Flannery, a part-time musician who had released two compact discs of mostly his own
folk-rock material, was inspired to make a tape of three songs to help his father recall
those memories. The venture grew into a CD reflecting his father's Southern gospel,
bluegrass and Celtic roots with the help of surfing buddy Jackson Browne, Bruce Hornsby,
Kieran Kane and Steve Poltz, who has co-written songs with Jewel.
The CD is called "Pieces of the Past". "He's kind of moved up from surfing
second baseman to singing third base coach, and the product reflects that move,"
Browne said of Flannery, who played for the Padres in the 1980s. "To write a song as
good as he wrote about his dad, that's kind of what everybody's in it for, "said
Browne, who sings on the title track.
Producer Matt Manning, a prominent Irish singer-songwriter living in San Diego, sent a
copy back home, where it's caught the ear of some well-known Celtic musicians and fans.

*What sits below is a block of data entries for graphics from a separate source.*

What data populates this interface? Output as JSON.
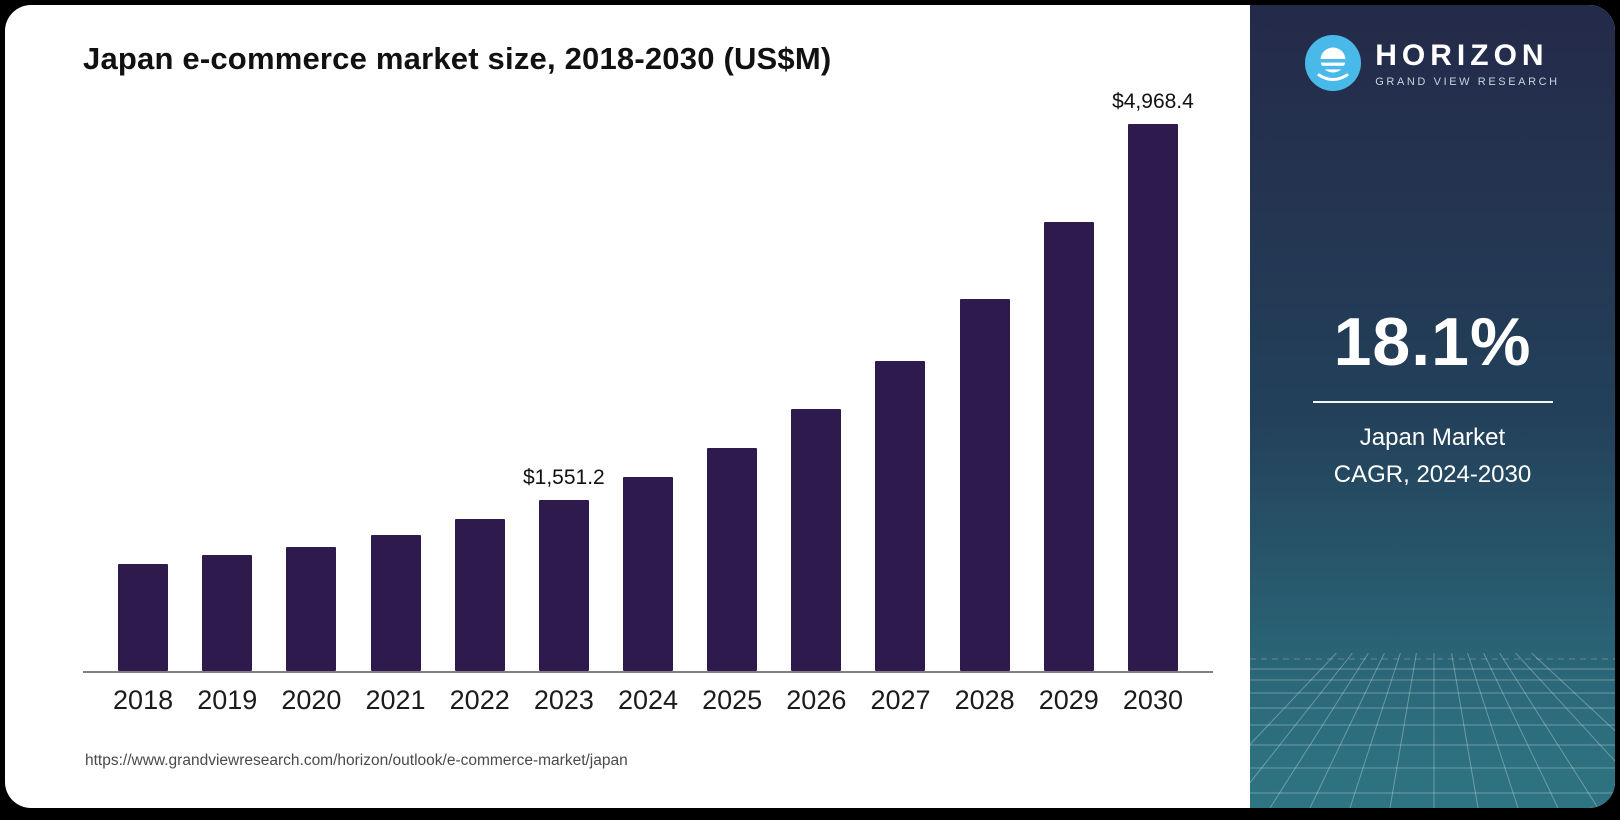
{
  "header": {
    "title": "Japan e-commerce market size, 2018-2030 (US$M)",
    "source_url": "https://www.grandviewresearch.com/horizon/outlook/e-commerce-market/japan"
  },
  "sidebar": {
    "brand_name": "HORIZON",
    "brand_tagline": "GRAND VIEW RESEARCH",
    "stat_value": "18.1%",
    "stat_label_line1": "Japan Market",
    "stat_label_line2": "CAGR, 2024-2030",
    "colors": {
      "gradient_top": "#242a49",
      "gradient_bottom": "#2f7482",
      "logo_blue": "#49b9ea"
    }
  },
  "chart_data": {
    "type": "bar",
    "title": "Japan e-commerce market size, 2018-2030 (US$M)",
    "unit": "US$M",
    "categories": [
      2018,
      2019,
      2020,
      2021,
      2022,
      2023,
      2024,
      2025,
      2026,
      2027,
      2028,
      2029,
      2030
    ],
    "values": [
      975,
      1055,
      1130,
      1240,
      1385,
      1551.2,
      1760,
      2030,
      2380,
      2815,
      3385,
      4080,
      4968.4
    ],
    "value_labels": {
      "2023": "$1,551.2",
      "2030": "$4,968.4"
    },
    "xlabel": "",
    "ylabel": "US$M",
    "ylim": [
      0,
      5000
    ],
    "bar_color": "#2e1a4c",
    "grid": false,
    "legend": false
  }
}
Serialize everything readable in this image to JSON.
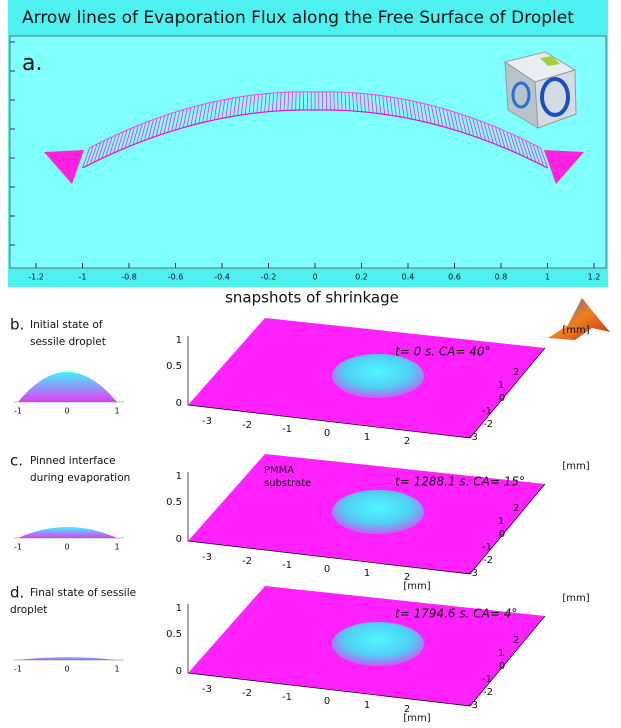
{
  "panel_a": {
    "title": "Arrow lines of Evaporation Flux along the Free Surface of Droplet",
    "label": "a.",
    "xticks": [
      "-1.2",
      "-1",
      "-0.8",
      "-0.6",
      "-0.4",
      "-0.2",
      "0",
      "0.2",
      "0.4",
      "0.6",
      "0.8",
      "1",
      "1.2"
    ]
  },
  "section_title": "snapshots of shrinkage",
  "substrate_label": [
    "PMMA",
    "substrate"
  ],
  "rows": [
    {
      "label": "b.",
      "caption": [
        "Initial state of",
        "sessile droplet"
      ],
      "profile_ticks": [
        "-1",
        "0",
        "1"
      ],
      "annotation": "t= 0 s. CA= 40°",
      "zticks": [
        "1",
        "0.5",
        "0"
      ],
      "xticks": [
        "-3",
        "-2",
        "-1",
        "0",
        "1",
        "2"
      ],
      "yticks": [
        "2",
        "1",
        "0",
        "-1",
        "-2",
        "-3"
      ],
      "y_unit": "[mm]"
    },
    {
      "label": "c.",
      "caption": [
        "Pinned interface",
        "during evaporation"
      ],
      "profile_ticks": [
        "-1",
        "0",
        "1"
      ],
      "annotation": "t= 1288.1 s. CA= 15°",
      "zticks": [
        "1",
        "0.5",
        "0"
      ],
      "xticks": [
        "-3",
        "-2",
        "-1",
        "0",
        "1",
        "2"
      ],
      "x_unit": "[mm]",
      "yticks": [
        "2",
        "1",
        "0",
        "-1",
        "-2",
        "-3"
      ],
      "y_unit": "[mm]"
    },
    {
      "label": "d.",
      "caption": [
        "Final state of sessile",
        "droplet"
      ],
      "profile_ticks": [
        "-1",
        "0",
        "1"
      ],
      "annotation": "t= 1794.6 s. CA= 4°",
      "zticks": [
        "1",
        "0.5",
        "0"
      ],
      "xticks": [
        "-3",
        "-2",
        "-1",
        "0",
        "1",
        "2"
      ],
      "x_unit": "[mm]",
      "yticks": [
        "2",
        "1",
        "0",
        "-1",
        "-2",
        "-3"
      ],
      "y_unit": "[mm]"
    }
  ]
}
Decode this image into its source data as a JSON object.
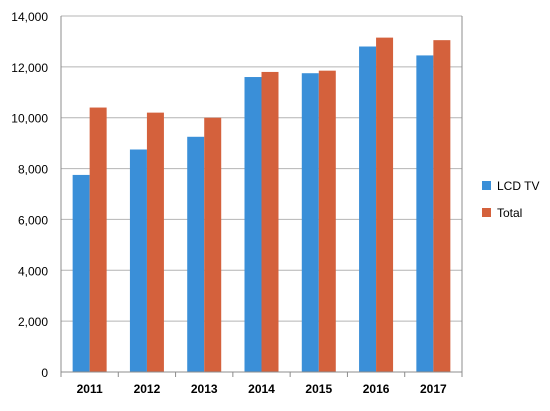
{
  "chart_data": {
    "type": "bar",
    "categories": [
      "2011",
      "2012",
      "2013",
      "2014",
      "2015",
      "2016",
      "2017"
    ],
    "series": [
      {
        "name": "LCD TV",
        "values": [
          7750,
          8750,
          9250,
          11600,
          11750,
          12800,
          12450
        ]
      },
      {
        "name": "Total",
        "values": [
          10400,
          10200,
          10000,
          11800,
          11850,
          13150,
          13050
        ]
      }
    ],
    "title": "",
    "xlabel": "",
    "ylabel": "",
    "ylim": [
      0,
      14000
    ],
    "yticks": [
      "0",
      "2,000",
      "4,000",
      "6,000",
      "8,000",
      "10,000",
      "12,000",
      "14,000"
    ],
    "grid": true,
    "legend": "right",
    "colors": {
      "LCD TV": "#3a8fd8",
      "Total": "#d4613c",
      "grid": "#b4b4b4",
      "axis": "#8c8c8c"
    }
  }
}
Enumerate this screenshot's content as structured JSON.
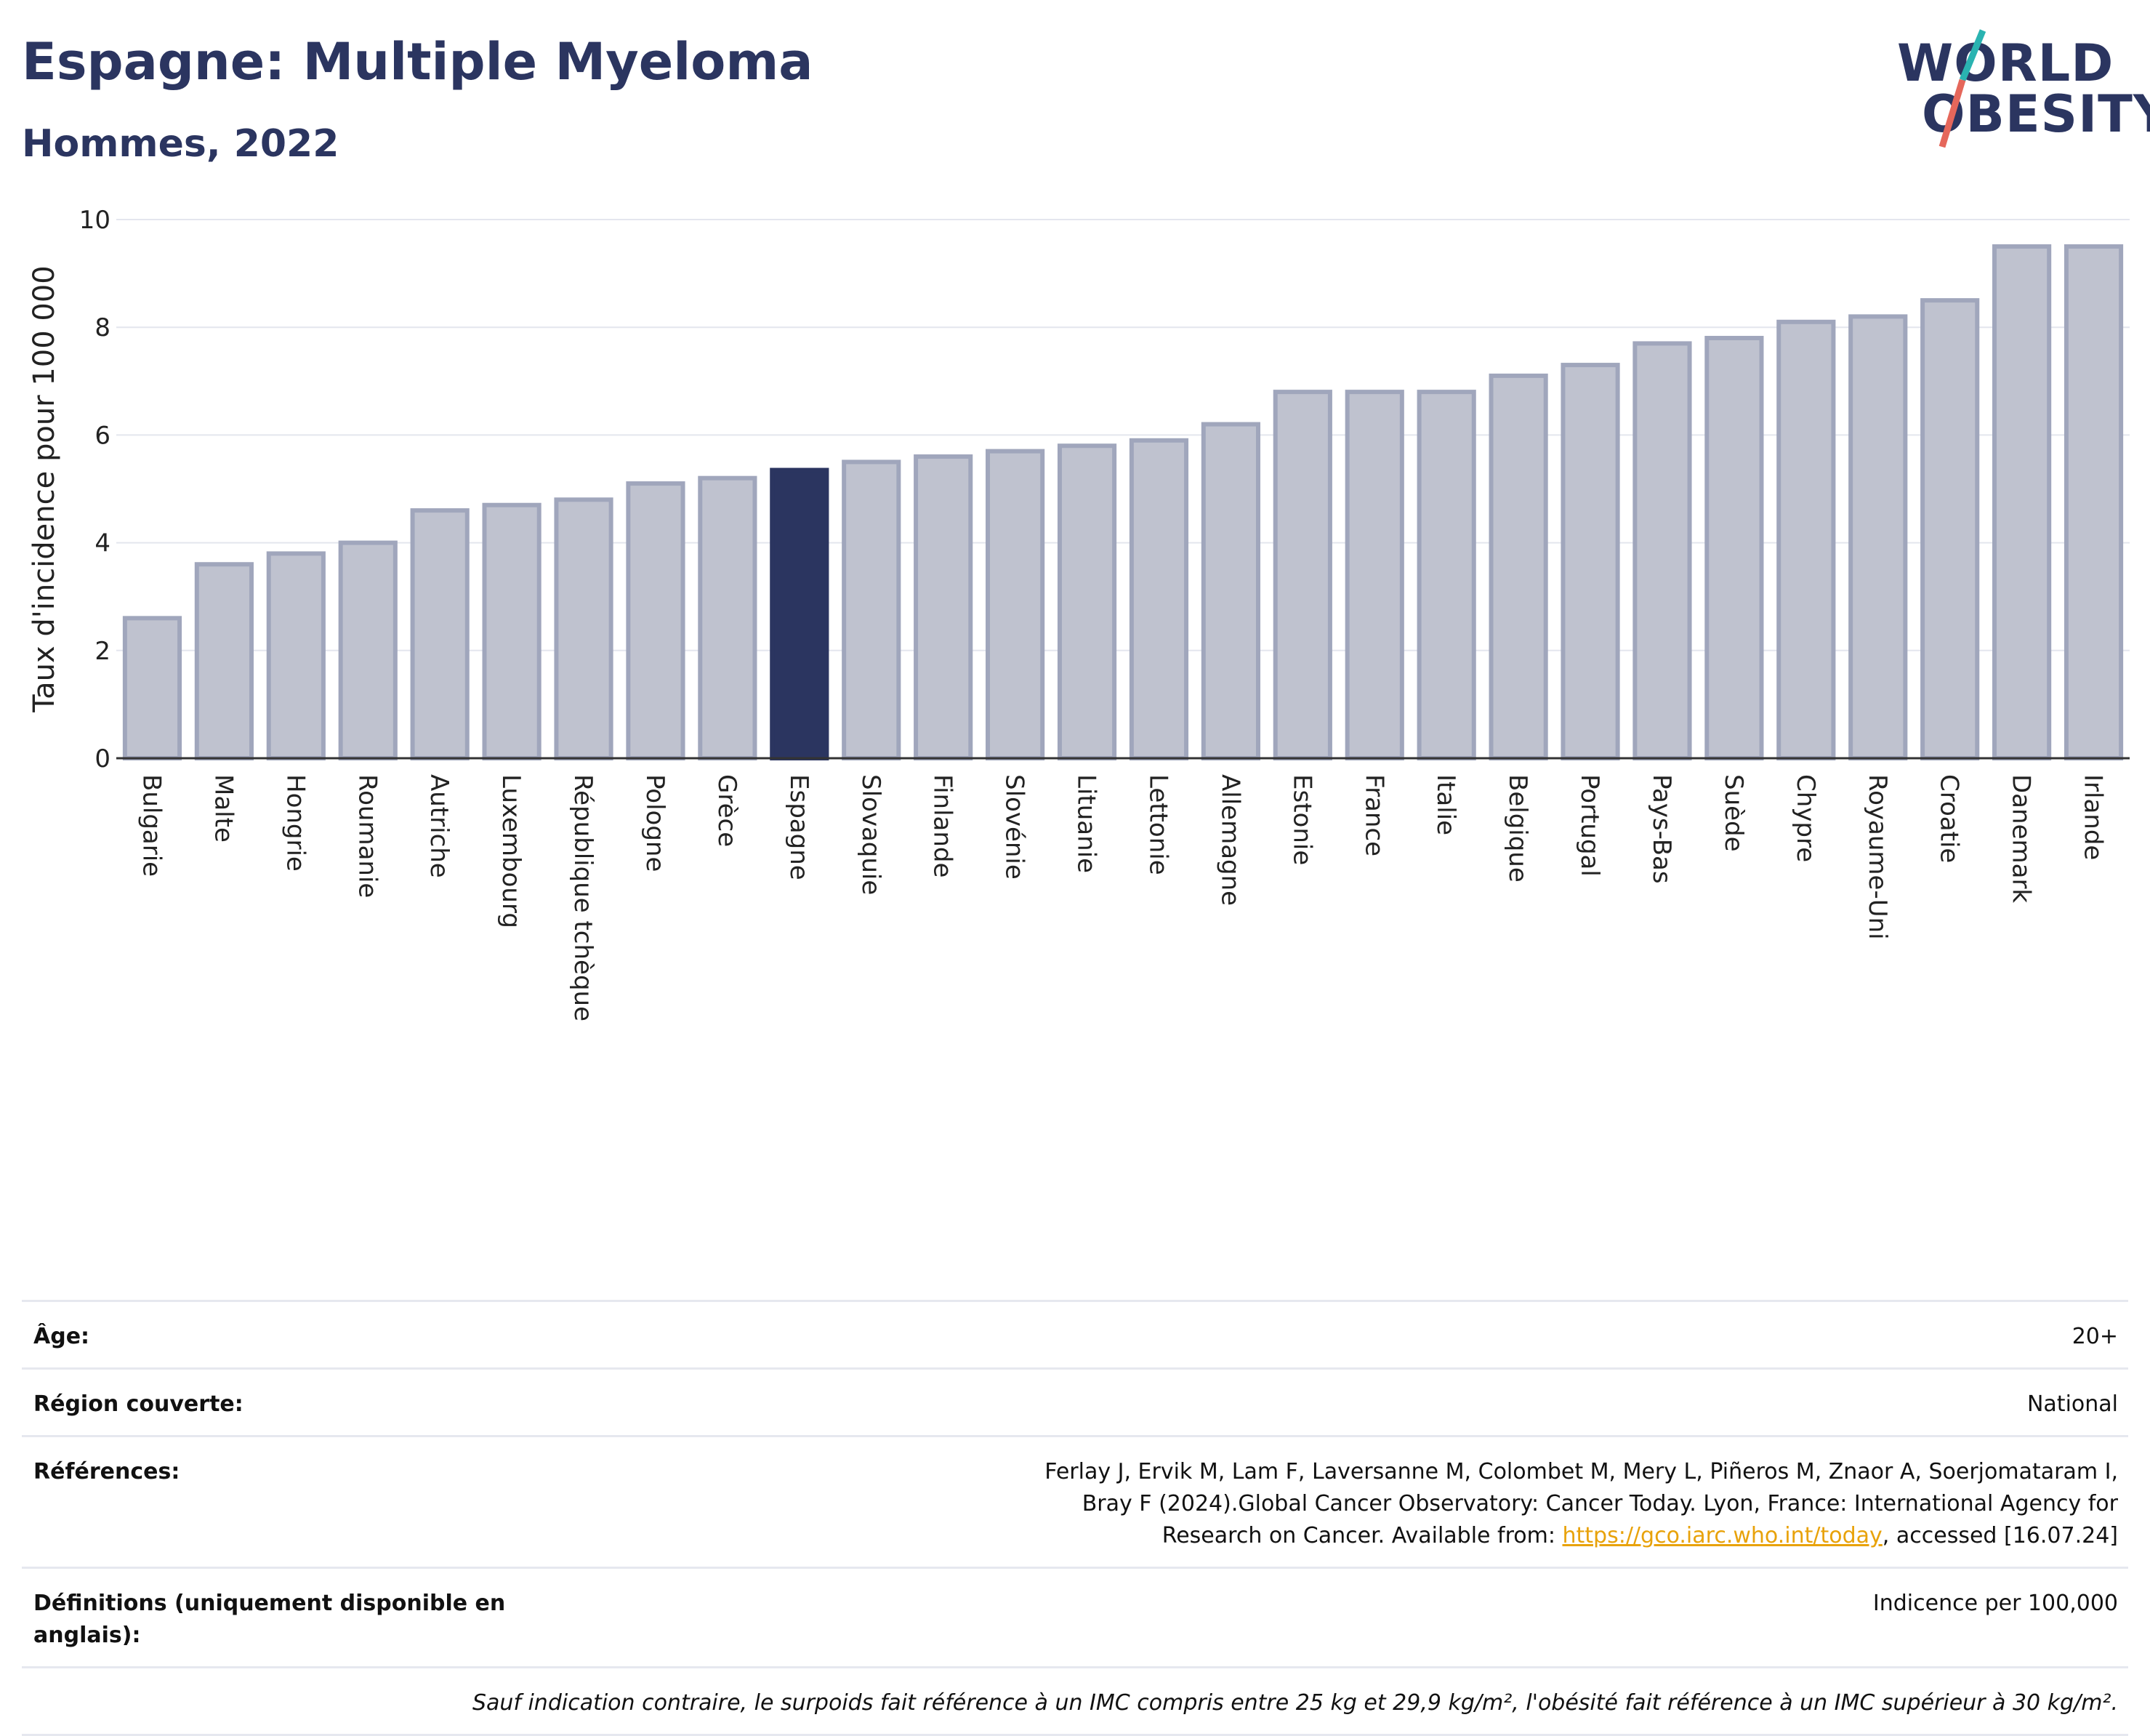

"Irish music came across the water and became bluegrass. That's where my roots are. I
think it's a real welcoming album for people that are hearing it: organic, unprocessed
sound of the acoustic guitar and these acoustic instruments." said Flannery, who not
that long ago was in a band that played Jimmy Buffett covers.
There are two songs with a slide electric guitar and few overdubs, the rest is acoustic
fiddle, banjo, mandolin and dobro "to capture the feeling of playing on the mountain
porch," Flannery said. Flannery wrote six of the 12 songs, including the title track.
He covers two songs by Manning, including his 1996 Irish hit, "Waltzin' an
Angel," and "Paradise," a song about Kentucky coal-mining country that
critically-acclaimed lyricist John Prine wrote for his father.
Flannery weaves his family into the music as singers, storytellers and players. The intro
to "Immigrant Eyes" is a recording of Flannery's great aunt, Mary Bell Gabbard
Cornett, telling how her mother as a young girl prayed she would survive the weeks-long
voyage across the ocean from Ireland to Ellis Island. A nearly 30-year-old reel-to-reel
recording of Flannery's grandmother Audrey Flannery -- part Irish, part Cherokee Indian --
picking the banjo begins the song, "Kentucky Hills."
He completes the circle with the backing vocals of his children -- Danny, Virginia and
Kelly -- on "Many Faces of Love," a song written about his wife, Donna, and her
dedication to him and their family. "My reasons for recording these songs are to
preserve and pass on the gifts that have been given to me," he said. "There is
an old Celtic saying that says, 'What's handed down can't be given back.'"
Portions of "Coming Home" and "Immigrant Eyes" were recorded by Irish
musicians in County Clare under the supervision of producer PJ Curtis, who said he cringed
when Manning first told him he was working with a baseball coach. Hearing Flannery's music
changed his mind. "When I got the tape, I was absolutely knocked out," Curtis
said. "There's not a dud track on it. I passed it around to my many musical cohorts,
and they all agree it's a very fine album and he's a very fine singer." When
Flannery heads to spring training later this month, Manning will go to Ireland to seek a
distribution deal for the CD, which is on Flannery's Whale Bone Records label, and explore
the possibility of a tour next winter."